オサムもルミもその会議中ほとんど目も合わさないで、ましてや会話などは一切することも無く時間だけが過ぎて行っていたが、その様子を見ていた志桜里は考えていた。
(大丈夫かなこのふたり? 全く話さないし、一切視線合わさないし・・・、なんかこっちが気使っちゃって疲れちゃうよ・・・。何とかしなくちゃ。)
「会場は駐車場の奥なんですけど結構広いスペースで、今までのイベントでは盆踊りとかカラオケ大会とか実施してたんですが、スペースの半分、いや3分の1も使ってない位の感じなんですよ。でも今回は目一杯広く使ってお客様いっぱい来てもらいましょう。出店もいっぱいだせますしね。」
「そ、そうなんですか。そんなに広いんですか。広い会場で大勢のお客さんの前でのライブは最高ですからね。ははは。」
(大丈夫かな。そんな広くなくていいんだけど・・・。)
大森は笑いながら口ではそうは言っていたのが、この前の握手会の悪夢を思い出してしまったようで、その笑顔はどちらかと言うとひきつった感じの笑顔になってしまっていたのだが、西川はそんな大森のひきつった笑顔には気付かないで、笑顔で答えていた。
「いやー! 本当に楽しみですねー!」
会場や控室などのひと通りの案内と会議室に戻っての最終の調整と確認を終え、今日の打ち合わせは全て終了し、オサムと西川は3人を見送るために従業員出入口前まで来ていた。
「今日は本当にありがとうございました。」
「こちらこそ、ありがとうございました。当日楽しみにしています。」
西川と大森が今日の打ち合わせの最後の締めのような会話をしていると、オサムは西川の横でふたりをとりあえずの笑顔を浮かべて見ていたが、心の中は相当モヤモヤした感じでいた様だ。
(ふー、無事に終わってくれてよかった。でも本当に無事だったのか? まあ、イベントの打ち合わせは自体は無事に終わったけど・・・、ルミちゃんの顔をいち度もまともに見られなかったな。それに俺とはいち度も口きいてくれなかったし、まあ、俺も話しかけなかったんですけど、というより話し掛けられなかったんですけど・・・。)

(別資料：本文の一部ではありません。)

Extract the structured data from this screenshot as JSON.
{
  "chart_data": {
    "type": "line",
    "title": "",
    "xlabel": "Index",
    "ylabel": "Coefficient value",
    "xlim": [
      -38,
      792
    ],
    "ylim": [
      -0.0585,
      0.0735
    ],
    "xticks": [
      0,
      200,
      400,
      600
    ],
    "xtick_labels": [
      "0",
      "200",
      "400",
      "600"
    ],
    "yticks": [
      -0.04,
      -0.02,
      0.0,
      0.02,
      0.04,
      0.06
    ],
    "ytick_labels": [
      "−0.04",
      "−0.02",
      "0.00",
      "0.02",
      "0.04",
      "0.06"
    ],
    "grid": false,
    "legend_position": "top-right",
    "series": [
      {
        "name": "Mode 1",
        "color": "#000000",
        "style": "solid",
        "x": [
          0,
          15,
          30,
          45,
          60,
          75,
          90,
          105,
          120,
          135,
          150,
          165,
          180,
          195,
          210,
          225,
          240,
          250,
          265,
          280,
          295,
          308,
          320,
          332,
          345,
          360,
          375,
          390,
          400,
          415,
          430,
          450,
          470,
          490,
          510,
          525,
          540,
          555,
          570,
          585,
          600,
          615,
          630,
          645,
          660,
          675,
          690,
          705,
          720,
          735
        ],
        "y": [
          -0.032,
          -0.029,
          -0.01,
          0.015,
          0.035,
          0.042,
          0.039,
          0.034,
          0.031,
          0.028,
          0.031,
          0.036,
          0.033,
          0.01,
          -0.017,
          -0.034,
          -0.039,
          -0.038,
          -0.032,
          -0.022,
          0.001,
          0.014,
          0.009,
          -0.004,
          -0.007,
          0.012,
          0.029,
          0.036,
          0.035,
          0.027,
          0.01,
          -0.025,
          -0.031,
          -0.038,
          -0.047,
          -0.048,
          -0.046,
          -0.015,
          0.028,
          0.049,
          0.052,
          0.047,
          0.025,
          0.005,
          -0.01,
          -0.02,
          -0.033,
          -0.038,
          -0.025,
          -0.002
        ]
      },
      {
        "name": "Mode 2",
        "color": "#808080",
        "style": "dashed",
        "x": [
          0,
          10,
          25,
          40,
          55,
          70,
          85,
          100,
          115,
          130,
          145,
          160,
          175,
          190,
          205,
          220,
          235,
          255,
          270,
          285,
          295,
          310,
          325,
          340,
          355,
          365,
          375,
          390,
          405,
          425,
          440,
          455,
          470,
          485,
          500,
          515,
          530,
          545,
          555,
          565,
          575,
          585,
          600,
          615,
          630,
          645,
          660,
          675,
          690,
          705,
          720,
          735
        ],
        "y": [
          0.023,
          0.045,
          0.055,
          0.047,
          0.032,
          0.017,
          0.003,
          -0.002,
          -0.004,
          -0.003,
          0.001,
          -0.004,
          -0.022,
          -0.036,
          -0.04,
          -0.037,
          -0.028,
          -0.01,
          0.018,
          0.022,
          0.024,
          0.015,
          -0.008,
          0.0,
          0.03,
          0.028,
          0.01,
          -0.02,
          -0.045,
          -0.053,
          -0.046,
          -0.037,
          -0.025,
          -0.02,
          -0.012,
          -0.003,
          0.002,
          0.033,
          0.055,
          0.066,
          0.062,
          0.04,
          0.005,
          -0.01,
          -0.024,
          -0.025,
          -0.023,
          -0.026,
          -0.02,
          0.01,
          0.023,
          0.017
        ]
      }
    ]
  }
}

ルミと志桜里は西川と大森が会話をしている間、ふたりから2,3歩離れた場所でその様子を眺めていた。
「ルミいいの? 本当にこのまま帰っていいの?」
志桜里が大森たちの方を見たまま小声でルミに聞いた。
「えっ!」
ルミは驚いた表情を見せた後、困惑の表情を浮かべていると、さっきより少し大きな声で志桜里がもういち度聞いてきた。
「だから、何の話せず、このまま帰っちゃっていいのってかって聞いてるの。」
ルミは下を向いたまましばらく黙っていたが、顔を上げ志桜里の方を見て声を上げていた。
「よくないです、よくないんですけど、どうしたらいいのか・・・。」
「わかった。それなら私が何とかしてあげるから。」
志桜里はルミの方を見て力強くそう言った。
「じゃあ俺は車とってくるから、ふたりともここでちょっと待っててくれ。」
西川との会話を終えた大森が志桜里とルミに近づいてきて言うと、一度ルミの方を見てから志桜里は大森の元に駆けていった。
「すみません、私当日の会場もういち度見てみたいんですけど。」
「えっ?」
大森は驚きながらも”オイオイ”といった感じで、志桜里を促すように言った。
「志桜里・・・、そんな無理言っちゃだめだよ。皆さんお忙しいんだからご迷惑だよ。さあ、さあ、帰るよ! おふたりともありがとうございました。」
すると志桜里は今度は西川に近づいて行き、満面の笑みを浮かべたアイドル顔をして甘えるようにお願いしていた。
「店長さん、ダメですか?」
西川は志桜里のその笑顔と言葉に完全にやられてしまい、自身の顔のニヤニヤが止められなくなってしまっていた。
「全然いいですよ。何度でも、好きなだけ見て行ってください。私が案内しますから。大森さんもどうぞ!」
急に張り切って声を上げ、その会場である駐車場奥のスペースに向かって勢いよく歩き出していた。
「ルミ頑張れ。」
志桜里は小走りにルミの元に行きルミの手を取って小声で言うと、再び走って大森の元に行き今度は大森の手を引っ張って西川を追っていった。
「あれ? ルミは?」
「ルミには当日のお弁当の打ち合わせを、木村さんとしといてって言いました。さあ行きましょう。行きましょう。」
志桜里は大森の手を強く引きながら、後ろにいるルミに向かってウインクしてみせていた。